Ясное дело, что после такого я лишена приятной компании Марьки и ее товарок. В аудитории никто не подвинулся, предлагая мне место, поэтому сажусь на свободную парту где-то на околотке. Марька бросает на меня парочку быстрых взглядов, когда я вхожу, и старательно делает вид, что ей плевать. Я снова сижу одна и убеждаю себя, что мне абсолютно по барабану на этот факт.

Народ в аудитории непривычно тих. Видимо, смерть Жени сразу вслед за Аринкой наконец отрезвила их и потрясла до глубины души. Что касается меня, то размышлять на эту тему я пока не решаюсь. Единственная здравая мысль, на мой взгляд, – Женя реально просто покончила с собой – и все. Я сижу и вспоминаю ее отрешенный взгляд и потрепанный вид, в последние дни она выглядела откровенно не айс – боги, как это грустно. Я вспоминаю страх в ее глазах во время нашего разговора в кофейне и ее истерический шепот – вчера у Башни о том, что Аринка жива и ни за что не оставит нас в покое. Девчуля явно не в себе.
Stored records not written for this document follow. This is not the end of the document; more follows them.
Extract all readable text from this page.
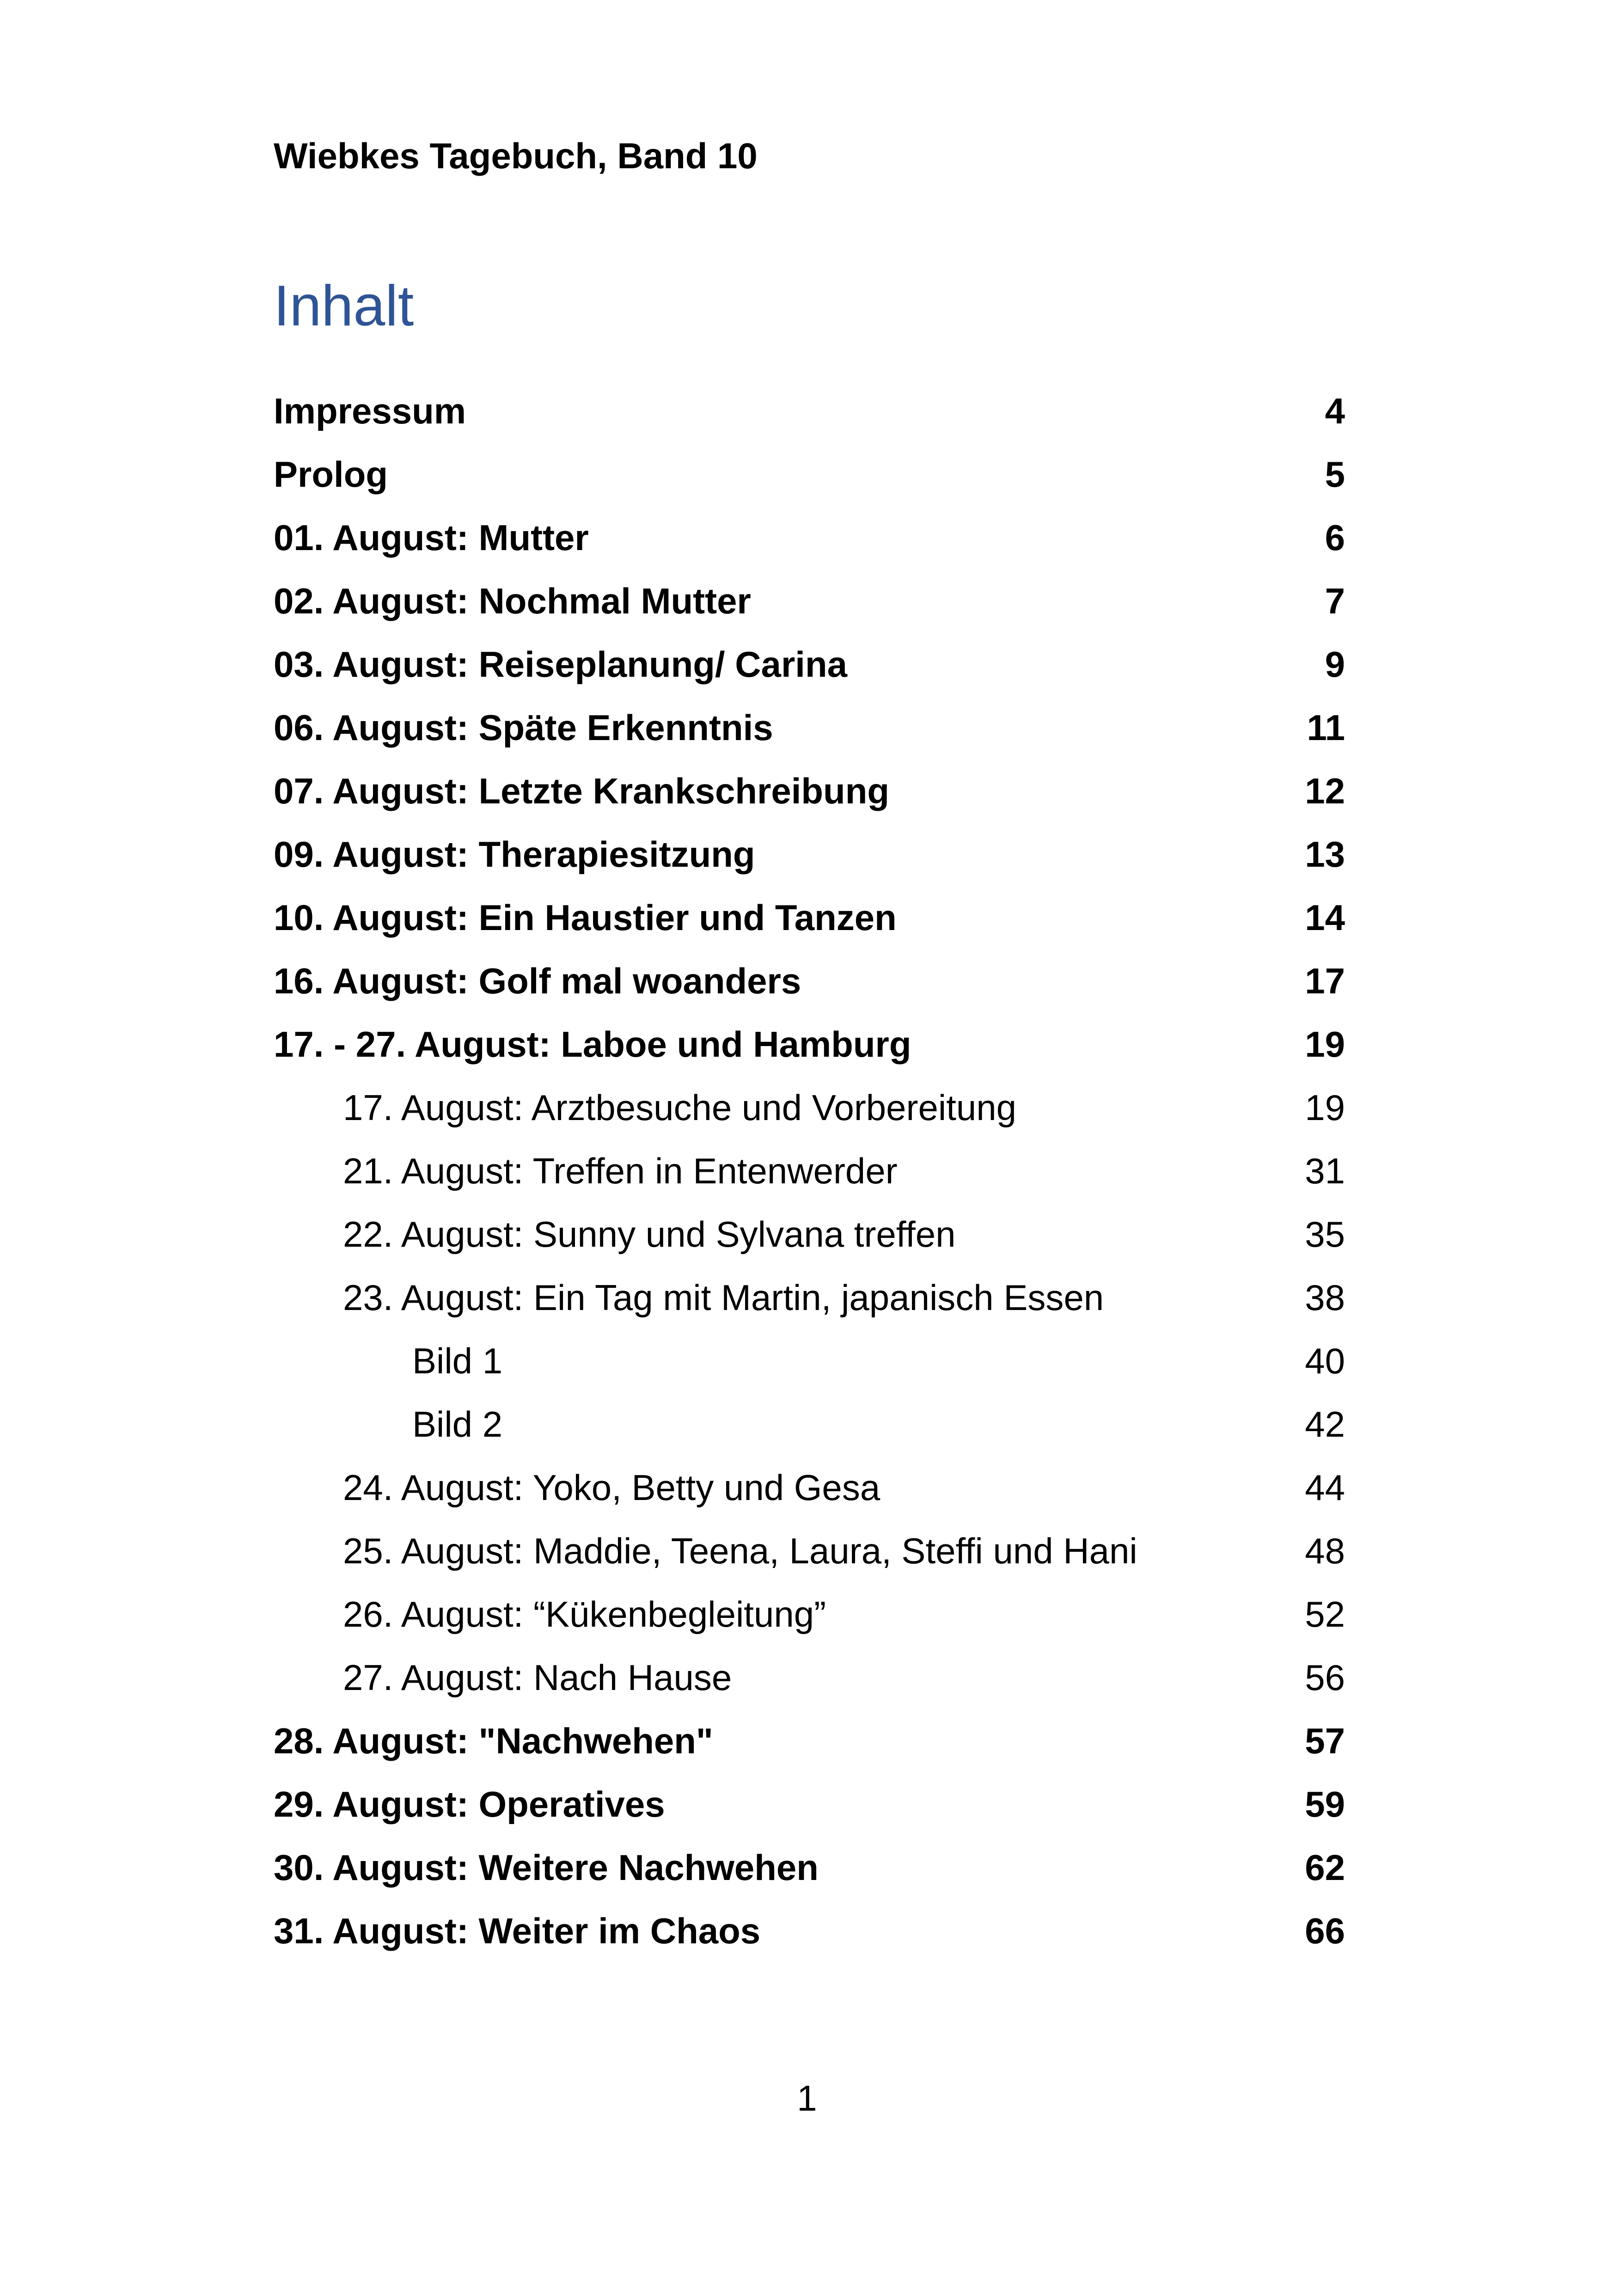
Wiebkes Tagebuch, Band 10
Inhalt
Impressum	4
Prolog	5
01. August: Mutter	6
02. August: Nochmal Mutter	7
03. August: Reiseplanung/ Carina	9
06. August: Späte Erkenntnis	11
07. August: Letzte Krankschreibung	12
09. August: Therapiesitzung	13
10. August: Ein Haustier und Tanzen	14
16. August: Golf mal woanders	17
17. - 27. August: Laboe und Hamburg	19
17. August: Arztbesuche und Vorbereitung	19
21. August: Treffen in Entenwerder	31
22. August: Sunny und Sylvana treffen	35
23. August: Ein Tag mit Martin, japanisch Essen	38
Bild 1	40
Bild 2	42
24. August: Yoko, Betty und Gesa	44
25. August: Maddie, Teena, Laura, Steffi und Hani	48
26. August: “Kükenbegleitung”	52
27. August: Nach Hause	56
28. August: "Nachwehen"	57
29. August: Operatives	59
30. August: Weitere Nachwehen	62
31. August: Weiter im Chaos	66
1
Но потом мое сознание пронзает острое, как шип, воспоминание: фигура в розовом пуховике, белые волосы на фоне темной стены дома, силуэт в свете фонаря поднимает руку и машет, машет… Я болезненно вздрагиваю и закрываю глаза ладонями, как будто это поможет отгородиться от навязчивых мыслей. Надо отбросить этот пьяный бред сейчас – раз и навсегда. Не думать, не вспоминать. Иначе, закончу как Женечка. Мне просто показалось – и точка.

Треск звонка возвращает в реальность. На последних раздражающих нотах в кабинет заходят молодой башкир в полицейской форме, Мазитов и полноватая женщина в очках, которые делают ее похожей на сову из мультика про Винни-Пуха. В аудиторию заглядывает наша преподавательница, кивает – то ли нам, то ли Мазитову и компании – и скрывается в коридоре.